Later, we will drop this two features.


# **<span style="color:deepskyblue"> Part 3 - Multi Variate Feature Analysis</span>** 

In [2284]:
plt.figure(figsize=(15,7))
sns.boxplot(x="Gender", y="MonthlyIncome", data=df,hue='Attrition',palette=pal_2)

In [2285]:
plt.figure(figsize=(15,7))
sns.boxplot(x="Gender", y="Age", data=df,hue='Attrition',palette=pal_2)


In [2286]:
df.groupby('Gender')['Attrition'].mean().to_frame()

In [2287]:
df.groupby(['Gender','Attrition'])['MonthlyIncome'].mean().to_frame()

In [2288]:
df.groupby(['Gender','Attrition'])['MonthlyIncome'].median().to_frame()

In [2289]:
df.groupby(['Gender','Attrition'])['Age'].mean().to_frame()

**Noteable Point :**

1. Above analysis confirms that Attrition rate of male is a bit higher than female 
2. MonthlyIncome rate, Age is almost equal for both Gender. 

Therefore, we can conclude that Gender does not have much influence for Employee Attrition.**

In [2290]:
#Plotting Age vs monthly income
plt.figure(figsize = (16,6))
sns.regplot(x= 'Age', y = 'MonthlyIncome' , data = df,color='lightseagreen')
plt.show()

"""There is a linear relation between Age and Monthly income"""

In [2291]:

# plt.figure(figsize = (16,6))
sns.jointplot(x='Age',y='MonthlyIncome',data=df,hue='Attrition',palette=pal_2)
plt.show()

In [2292]:
df.groupby(['Attrition'])['Age'].mean().to_frame()

In [2293]:
df.groupby(['Attrition'])['MonthlyIncome'].mean().to_frame()

**Noteable Point : Attrition rate is higher for those employees who are having lower income as well younger in age.**

In [2294]:
plt.figure(figsize=(15,7))
sns.swarmplot( x="Department", y='MonthlyIncome',data=df,hue='Attrition',palette=pal_2)


In [2295]:
df.groupby('Department')['Attrition'].mean().to_frame()

In [2296]:
df.groupby(['Department','Attrition'])['MonthlyIncome'].mean().to_frame()

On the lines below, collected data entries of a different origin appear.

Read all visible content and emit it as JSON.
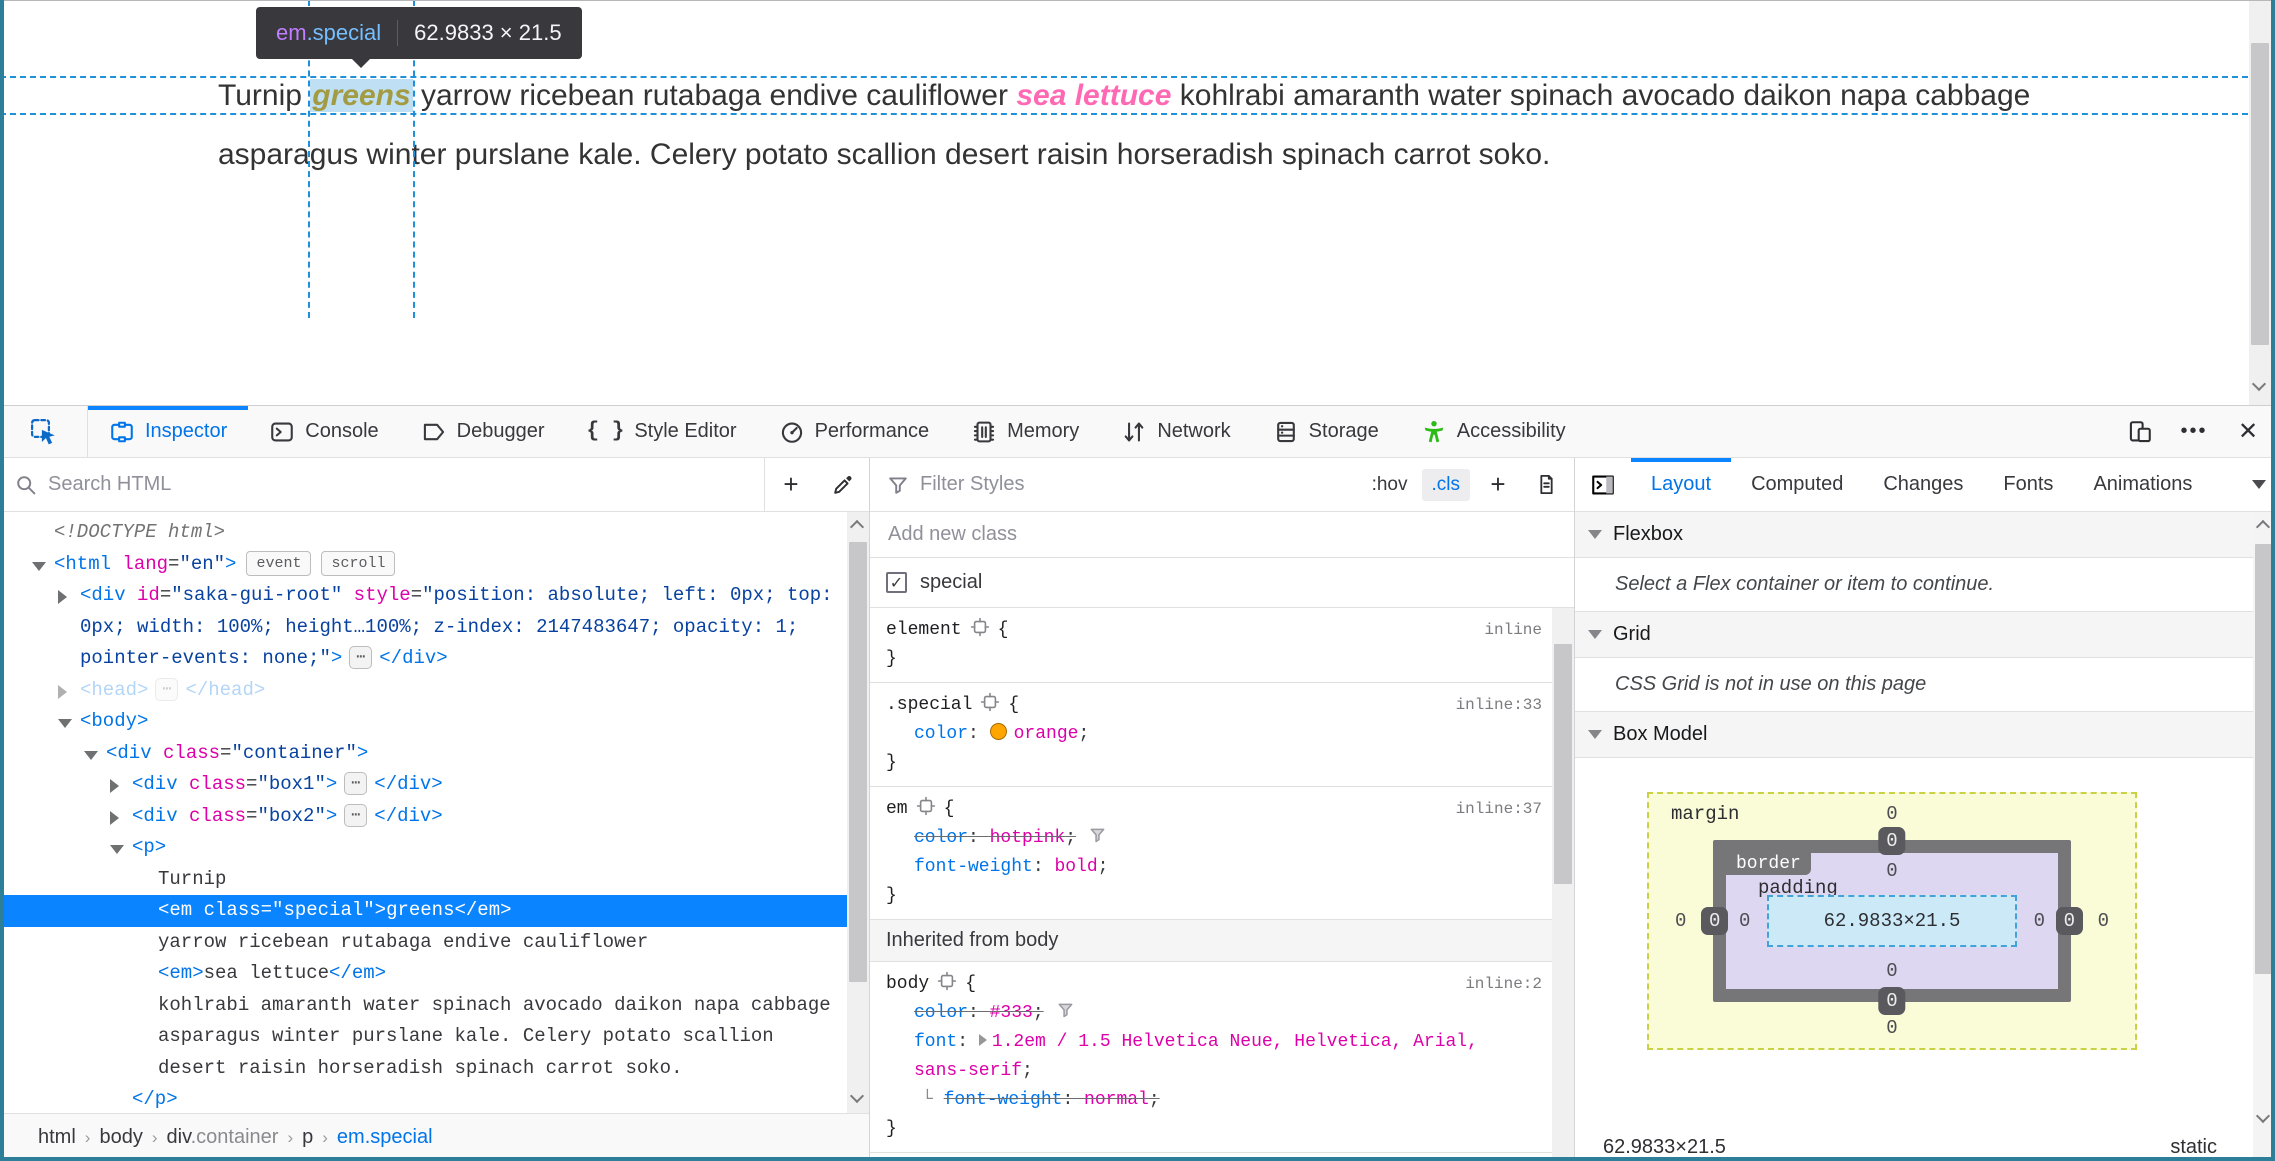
{
  "page": {
    "tooltip": {
      "tag": "em",
      "class": ".special",
      "dims": "62.9833 × 21.5"
    },
    "paragraph": {
      "t1": "Turnip ",
      "em_special": "greens",
      "t2": " yarrow ricebean rutabaga endive cauliflower ",
      "em_plain": "sea lettuce",
      "t3": " kohlrabi amaranth water spinach avocado daikon napa cabbage asparagus winter purslane kale. Celery potato scallion desert raisin horseradish spinach carrot soko."
    }
  },
  "toolbox": {
    "tabs": [
      {
        "icon": "inspector-icon",
        "label": "Inspector",
        "active": true
      },
      {
        "icon": "console-icon",
        "label": "Console"
      },
      {
        "icon": "debugger-icon",
        "label": "Debugger"
      },
      {
        "icon": "style-editor-icon",
        "label": "Style Editor"
      },
      {
        "icon": "performance-icon",
        "label": "Performance"
      },
      {
        "icon": "memory-icon",
        "label": "Memory"
      },
      {
        "icon": "network-icon",
        "label": "Network"
      },
      {
        "icon": "storage-icon",
        "label": "Storage"
      },
      {
        "icon": "accessibility-icon",
        "label": "Accessibility"
      }
    ]
  },
  "markup": {
    "search_placeholder": "Search HTML",
    "tree": [
      {
        "indent": 0,
        "tokens": [
          {
            "t": "doctype",
            "s": "<!DOCTYPE html>"
          }
        ]
      },
      {
        "indent": 0,
        "arrow": "down",
        "tokens": [
          {
            "t": "tag",
            "s": "<html"
          },
          {
            "t": "attr",
            "s": " lang"
          },
          {
            "t": "eq",
            "s": "="
          },
          {
            "t": "val",
            "s": "\"en\""
          },
          {
            "t": "tag",
            "s": ">"
          },
          {
            "t": "badge",
            "s": "event"
          },
          {
            "t": "badge",
            "s": "scroll"
          }
        ]
      },
      {
        "indent": 1,
        "arrow": "right",
        "tokens": [
          {
            "t": "tag",
            "s": "<div"
          },
          {
            "t": "attr",
            "s": " id"
          },
          {
            "t": "eq",
            "s": "="
          },
          {
            "t": "val",
            "s": "\"saka-gui-root\""
          },
          {
            "t": "attr",
            "s": " style"
          },
          {
            "t": "eq",
            "s": "="
          },
          {
            "t": "val",
            "s": "\"position: absolute; left: 0px; top: 0px; width: 100%; height…100%; z-index: 2147483647; opacity: 1; pointer-events: none;\""
          },
          {
            "t": "tag",
            "s": ">"
          },
          {
            "t": "ellipsis",
            "s": "⋯"
          },
          {
            "t": "tag",
            "s": "</div>"
          }
        ]
      },
      {
        "indent": 1,
        "arrow": "right",
        "dim": true,
        "tokens": [
          {
            "t": "tag",
            "s": "<head>"
          },
          {
            "t": "ellipsis",
            "s": "⋯"
          },
          {
            "t": "tag",
            "s": "</head>"
          }
        ]
      },
      {
        "indent": 1,
        "arrow": "down",
        "tokens": [
          {
            "t": "tag",
            "s": "<body>"
          }
        ]
      },
      {
        "indent": 2,
        "arrow": "down",
        "tokens": [
          {
            "t": "tag",
            "s": "<div"
          },
          {
            "t": "attr",
            "s": " class"
          },
          {
            "t": "eq",
            "s": "="
          },
          {
            "t": "val",
            "s": "\"container\""
          },
          {
            "t": "tag",
            "s": ">"
          }
        ]
      },
      {
        "indent": 3,
        "arrow": "right",
        "tokens": [
          {
            "t": "tag",
            "s": "<div"
          },
          {
            "t": "attr",
            "s": " class"
          },
          {
            "t": "eq",
            "s": "="
          },
          {
            "t": "val",
            "s": "\"box1\""
          },
          {
            "t": "tag",
            "s": ">"
          },
          {
            "t": "ellipsis",
            "s": "⋯"
          },
          {
            "t": "tag",
            "s": "</div>"
          }
        ]
      },
      {
        "indent": 3,
        "arrow": "right",
        "tokens": [
          {
            "t": "tag",
            "s": "<div"
          },
          {
            "t": "attr",
            "s": " class"
          },
          {
            "t": "eq",
            "s": "="
          },
          {
            "t": "val",
            "s": "\"box2\""
          },
          {
            "t": "tag",
            "s": ">"
          },
          {
            "t": "ellipsis",
            "s": "⋯"
          },
          {
            "t": "tag",
            "s": "</div>"
          }
        ]
      },
      {
        "indent": 3,
        "arrow": "down",
        "tokens": [
          {
            "t": "tag",
            "s": "<p>"
          }
        ]
      },
      {
        "indent": 4,
        "tokens": [
          {
            "t": "text",
            "s": "Turnip"
          }
        ]
      },
      {
        "indent": 4,
        "selected": true,
        "tokens": [
          {
            "t": "tag",
            "s": "<em"
          },
          {
            "t": "attr",
            "s": " class"
          },
          {
            "t": "eq",
            "s": "="
          },
          {
            "t": "val",
            "s": "\"special\""
          },
          {
            "t": "tag",
            "s": ">"
          },
          {
            "t": "text",
            "s": "greens"
          },
          {
            "t": "tag",
            "s": "</em>"
          }
        ]
      },
      {
        "indent": 4,
        "tokens": [
          {
            "t": "text",
            "s": "yarrow ricebean rutabaga endive cauliflower"
          }
        ]
      },
      {
        "indent": 4,
        "tokens": [
          {
            "t": "tag",
            "s": "<em>"
          },
          {
            "t": "text",
            "s": "sea lettuce"
          },
          {
            "t": "tag",
            "s": "</em>"
          }
        ]
      },
      {
        "indent": 4,
        "tokens": [
          {
            "t": "text",
            "s": "kohlrabi amaranth water spinach avocado daikon napa cabbage asparagus winter purslane kale. Celery potato scallion desert raisin horseradish spinach carrot soko."
          }
        ]
      },
      {
        "indent": 3,
        "tokens": [
          {
            "t": "tag",
            "s": "</p>"
          }
        ]
      }
    ],
    "breadcrumbs": [
      {
        "main": "html"
      },
      {
        "main": "body"
      },
      {
        "main": "div",
        "sub": ".container"
      },
      {
        "main": "p"
      },
      {
        "main": "em.special",
        "selected": true
      }
    ]
  },
  "rules": {
    "filter_placeholder": "Filter Styles",
    "pseudo_button": ":hov",
    "class_button": ".cls",
    "add_class_placeholder": "Add new class",
    "class_toggle": "special",
    "sections": [
      {
        "type": "rule",
        "selector": "element",
        "link": "inline",
        "decls": []
      },
      {
        "type": "rule",
        "selector": ".special",
        "link": "inline:33",
        "decls": [
          {
            "name": "color",
            "value": "orange",
            "swatch": "#ffa500"
          }
        ]
      },
      {
        "type": "rule",
        "selector": "em",
        "link": "inline:37",
        "decls": [
          {
            "name": "color",
            "value": "hotpink",
            "overridden": true,
            "funnel": true
          },
          {
            "name": "font-weight",
            "value": "bold"
          }
        ]
      },
      {
        "type": "header",
        "label": "Inherited from body"
      },
      {
        "type": "rule",
        "selector": "body",
        "link": "inline:2",
        "decls": [
          {
            "name": "color",
            "value": "#333",
            "overridden": true,
            "funnel": true
          },
          {
            "name": "font",
            "value": "1.2em / 1.5 Helvetica Neue, Helvetica, Arial,\nsans-serif",
            "expandable": true
          },
          {
            "name": "font-weight",
            "value": "normal",
            "overridden": true,
            "sub": true
          }
        ]
      }
    ]
  },
  "layout": {
    "tabs": [
      {
        "label": "Layout",
        "active": true
      },
      {
        "label": "Computed"
      },
      {
        "label": "Changes"
      },
      {
        "label": "Fonts"
      },
      {
        "label": "Animations"
      }
    ],
    "flexbox_title": "Flexbox",
    "flexbox_message": "Select a Flex container or item to continue.",
    "grid_title": "Grid",
    "grid_message": "CSS Grid is not in use on this page",
    "boxmodel_title": "Box Model",
    "box_model": {
      "margin_label": "margin",
      "border_label": "border",
      "padding_label": "padding",
      "margin": {
        "top": "0",
        "right": "0",
        "bottom": "0",
        "left": "0"
      },
      "border": {
        "top": "0",
        "right": "0",
        "bottom": "0",
        "left": "0"
      },
      "padding": {
        "top": "0",
        "right": "0",
        "bottom": "0",
        "left": "0"
      },
      "content": "62.9833×21.5"
    },
    "footer": {
      "dimensions": "62.9833×21.5",
      "position": "static"
    }
  }
}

**Noteable Point : Attrition rate and MonthlyIncome rate both are high in Sales Department. ******

In [2297]:
plt.figure(figsize=(15,7))
sns.barplot(x='Department',y='DistanceFromHome',data=df,hue='Attrition',palette=pal_2)

**Noteable Point : Employee those are leaving far away from the compnay, they have more chance to leave the company.**

In [2298]:
plt.figure(figsize=(15,7))
sns.swarmplot( x="Education", y='HourlyRate',data=df,hue='Attrition',palette=pal_2)


In [2299]:
df.groupby('Education')['Attrition'].mean().to_frame()

In [2300]:
df.groupby(['Education','Attrition'])['HourlyRate'].mean().to_frame()

****Noteable Point : Above analysis shows that employees whose are in education level 5, have low chance to leave the company and they are left the company with highly HourlyRate.****

In [2301]:
plt.figure(figsize=(15,7))
sns.violinplot( x="EducationField", y='DailyRate',data=df,hue='Attrition',palette=pal_2)


In [2302]:
df.groupby('EducationField')['Attrition'].mean().to_frame()

In [2303]:
df.groupby(['EducationField','Attrition'])['DailyRate'].mean().to_frame()

**Noteable Point : Above analysis confirms that employees whose are in Human Resource and Technical Degree EducationField,
have high chance to leave the comapany and emplyoees in Technical Degree background are leaving from company with highly DailyRate.**

In [2304]:
plt.figure(figsize=(15,7))
sns.swarmplot( x="JobLevel", y='YearsAtCompany',data=df,hue='Attrition',size=7,palette=pal_2)


In [2305]:
df.groupby('JobLevel')['Attrition'].mean().to_frame()

In [2306]:
df.groupby(['JobLevel','Attrition'])['YearsAtCompany'].median().to_frame()

**Noteable Point :**
*** Employee whose are working in company for 2 years as we as in JobLevel 1 group , have high chance to leave the company.**


In [2307]:
plt.figure(figsize=(15,7))
sns.boxplot(x='BusinessTravel',y='MonthlyIncome',data=df,hue='Attrition',palette=pal_2)


In [2308]:
df.groupby('BusinessTravel')['Attrition'].mean().to_frame()

In [2309]:
df.groupby(['BusinessTravel','Attrition'])['MonthlyIncome'].median().to_frame()

**Noteable Point : Employees whose MonthlyIncome rate is low and Travel Frequently, are having more chance to leave the company.**

In [2310]:
plt.figure(figsize=(18,7))
sns.barplot(x='JobRole',y='DailyRate',data=df,hue='Attrition',palette=pal_2)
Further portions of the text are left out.